Have you ever tried to print your website? Whoaa, right?!  Our printed site wasn’t anything to write home about, either, but with a few tips and resources, we can get your site looking presentable in no time.

Helpful Links

After doing a bit of searching on the topic around the web, these were the two most helpful resources I found:

The Media Query

At the core of the solution is adding the @media print media query to your CSS style sheet.  A media query gives you the ability to define styles for a specific media type: screen/device or display size.  Here, you can define your styles to make your printed website look as you want, without affecting the site when viewed on a screen.

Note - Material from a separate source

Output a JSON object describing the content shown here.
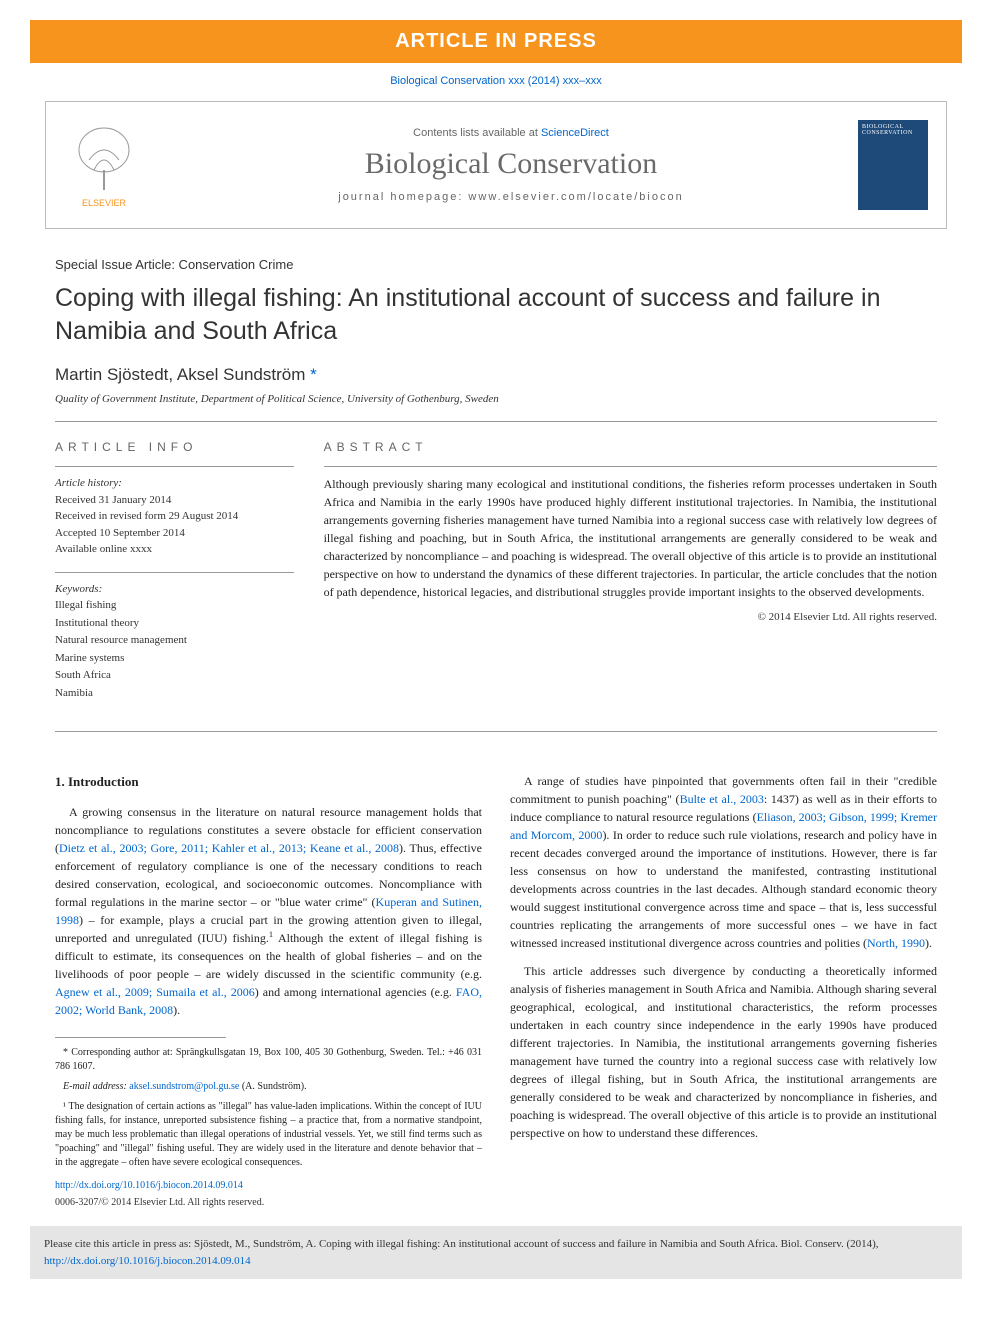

Styling your CSS for print feels very similar to designing for another device. A couple of common issues we ran into were divs with a background image and animations.

One common web development approach today is using divs with background-images.  These will likely not print, so you’ll want to include each one as an img via the CSS stylesheet.

Does your website have those snazzy animations as you scroll? There is a good chance that if the animation starts off the screen or has opacity:0, it will not print as you expect.  Show your hidden content when you have animations.

A Handy Tool

Google Chrome has you covered.  In their developer tools, they allow you to preview your page when you print.  The only problem is the option is pretty hard to find and it seems to move around a lot from release to release.  Here is how you can find it in v.50.0:

View > Developer > Developer Tools > Menu > Show more tools > Rendering Settings > Emulate media: choose print

A screenshot of the "view" menu in a browser, leading to the "developer tools" option

Screen Shot 2016-05-02 at 8.50.26 PM

Cost vs. Benefit

The last piece to this problem is the cost vs. benefit analysis.  We have heard complaints about the site when printed, but the use case is small—very small.

We agreed when approaching this issue that we would fix the glaring issues, but we didn’t feel it was right to make it closer to the pixel-perfect side of the scale. The development costs were just too high, and our resources for other marketing needs were too tight.

So, keep in mind there are still people printing off websites.  Check yours, and if it doesn’t look good, hopefully these tips will get you on the right track.